May is Mental Health Awareness Month and one group wants school districts in Utah and across the country to focus on critical mental health support.

According to Mental Health America, in 2022 Utah ranked 32nd in the country when it came to the prevalence of mental health challenges and access to care for youth.

Denise Forte, president and CEO of The Education Trust, said before the pandemic, things like anxiety and depression were already becoming more common among children and adolescents, and it has become more severe.

Forte pointed out as states grapple with the looming end of federal pandemic assistance, many students are still struggling.

"Suicide rates are up. Cyberbullying is up. We've recently learned that one in five students has seriously considered suicide, whereas one in 10 has attempted suicide," Forte outlined. "Those numbers really show a significant problem."

Forte emphasized her group is pleased the federal government has invested money in supporting students' mental health, but argued it is important to know if states and school districts are using those funds effectively.
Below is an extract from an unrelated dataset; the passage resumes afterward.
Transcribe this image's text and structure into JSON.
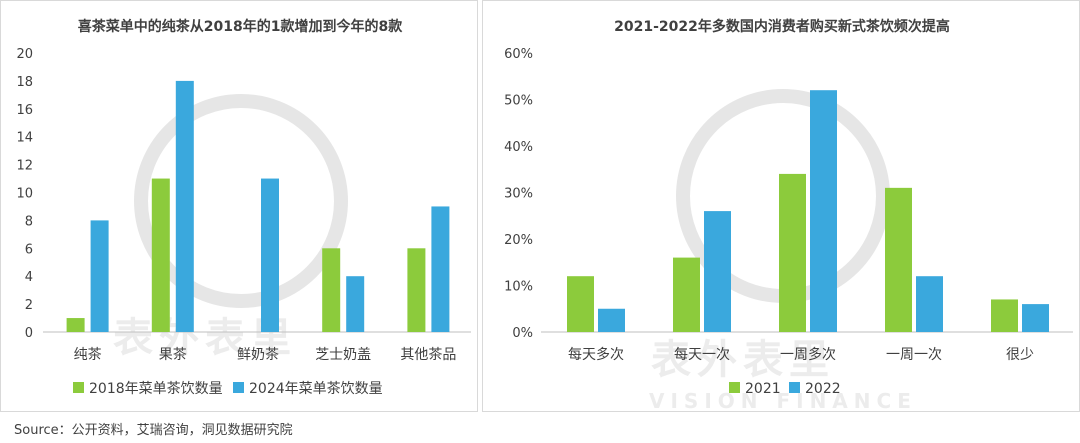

She added it is critical for students to have access to psychologists, counselors and social workers to help foster students' social, emotional and academic development.

The Education Trust has laid out potential steps federal, state and local education leaders can take to enact policies they believe will help address student needs and improve academic success.
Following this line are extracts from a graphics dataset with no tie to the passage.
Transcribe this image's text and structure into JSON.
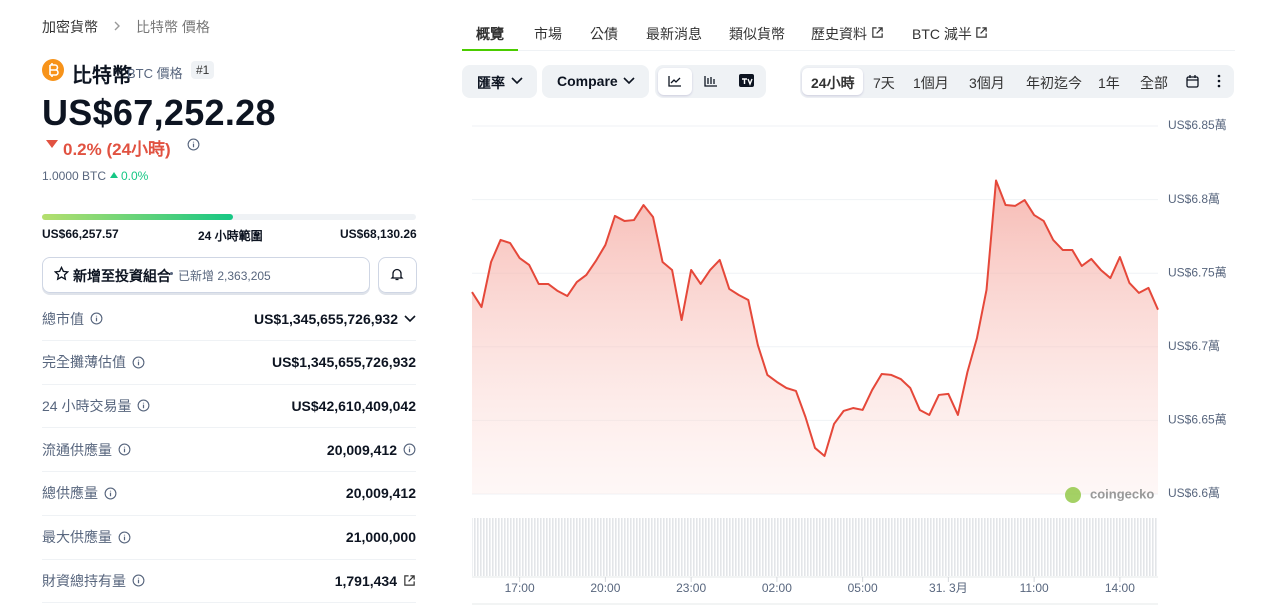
{
  "breadcrumb": [
    "加密貨幣",
    "比特幣 價格"
  ],
  "coin": {
    "name": "比特幣",
    "symbol_label": "BTC 價格",
    "rank": "#1",
    "price": "US$67,252.28",
    "change": "0.2% (24小時)",
    "btc_amount": "1.0000 BTC",
    "btc_change": "0.0%"
  },
  "range": {
    "low": "US$66,257.57",
    "label": "24 小時範圍",
    "high": "US$68,130.26"
  },
  "portfolio": {
    "button": "新增至投資組合",
    "added": "已新增 2,363,205"
  },
  "stats": [
    {
      "label": "總市值",
      "value": "US$1,345,655,726,932"
    },
    {
      "label": "完全攤薄估值",
      "value": "US$1,345,655,726,932"
    },
    {
      "label": "24 小時交易量",
      "value": "US$42,610,409,042"
    },
    {
      "label": "流通供應量",
      "value": "20,009,412"
    },
    {
      "label": "總供應量",
      "value": "20,009,412"
    },
    {
      "label": "最大供應量",
      "value": "21,000,000"
    },
    {
      "label": "財資總持有量",
      "value": "1,791,434"
    }
  ],
  "tabs": [
    "概覽",
    "市場",
    "公債",
    "最新消息",
    "類似貨幣",
    "歷史資料",
    "BTC 減半"
  ],
  "toolbar": {
    "currency": "匯率",
    "compare": "Compare",
    "periods": [
      "24小時",
      "7天",
      "1個月",
      "3個月",
      "年初迄今",
      "1年",
      "全部"
    ]
  },
  "watermark": "coingecko",
  "chart_data": {
    "type": "line",
    "color": "#e5483a",
    "x": [
      920,
      940,
      960,
      980,
      1000,
      1020,
      1040,
      1060,
      1080,
      1100,
      1120,
      1140,
      1160,
      1180,
      1200,
      1220,
      1240,
      1260,
      1280,
      1300,
      1320,
      1340,
      1360,
      1380,
      1400,
      1420,
      1440,
      1460,
      1480,
      1500,
      1520,
      1540,
      1560,
      1580,
      1600,
      1620,
      1640,
      1660,
      1680,
      1700,
      1720,
      1740,
      1760,
      1780,
      1800,
      1820,
      1840,
      1860,
      1880,
      1900,
      1920,
      1940,
      1960,
      1980,
      2000,
      2020,
      2040,
      2060,
      2080,
      2100,
      2120,
      2140,
      2160,
      2180,
      2200,
      2220,
      2240,
      2260,
      2280,
      2300,
      2320,
      2340,
      2360
    ],
    "values": [
      67372,
      67270,
      67576,
      67726,
      67705,
      67603,
      67556,
      67427,
      67427,
      67379,
      67345,
      67440,
      67488,
      67583,
      67692,
      67889,
      67855,
      67861,
      67963,
      67882,
      67576,
      67522,
      67182,
      67522,
      67427,
      67522,
      67590,
      67393,
      67352,
      67318,
      67012,
      66809,
      66761,
      66720,
      66700,
      66523,
      66313,
      66258,
      66476,
      66564,
      66584,
      66571,
      66707,
      66815,
      66809,
      66781,
      66720,
      66571,
      66537,
      66673,
      66680,
      66537,
      66829,
      67060,
      67386,
      68130,
      67963,
      67957,
      67997,
      67895,
      67855,
      67726,
      67658,
      67658,
      67549,
      67597,
      67522,
      67467,
      67610,
      67434,
      67366,
      67400,
      67252
    ],
    "xlim": [
      920,
      2360
    ],
    "xticks": [
      {
        "value": 1020,
        "label": "17:00"
      },
      {
        "value": 1200,
        "label": "20:00"
      },
      {
        "value": 1380,
        "label": "23:00"
      },
      {
        "value": 1560,
        "label": "02:00"
      },
      {
        "value": 1740,
        "label": "05:00"
      },
      {
        "value": 1920,
        "label": "31. 3月"
      },
      {
        "value": 2100,
        "label": "11:00"
      },
      {
        "value": 2280,
        "label": "14:00"
      }
    ],
    "ylim": [
      66000,
      68500
    ],
    "yticks": [
      {
        "value": 66000,
        "label": "US$6.6萬"
      },
      {
        "value": 66500,
        "label": "US$6.65萬"
      },
      {
        "value": 67000,
        "label": "US$6.7萬"
      },
      {
        "value": 67500,
        "label": "US$6.75萬"
      },
      {
        "value": 68000,
        "label": "US$6.8萬"
      },
      {
        "value": 68500,
        "label": "US$6.85萬"
      }
    ],
    "grid": true
  }
}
Forte acknowledged although rules and policies are intended to be applied equally across the board regardless of one's background, it is not always the case.

"What we are really calling for is making sure that policymakers and school leaderships work in partnerships with communities and families to create physically safe and emotionally supportive environments," Forte stressed. "Using evidence-based approaches that are reflective and inclusive of the students that they serve."

Forte added it is crucial for students to feel supported and emotionally strong so they can grow into "healthy, thriving adults." She finds it troubling, amid a surge in gun violence and increased reports of student behavior problems, lawmakers and school leaders nationwide are moving to "harden" schools with things such as metal detectors, school resource officers and implement harsh discipline policies.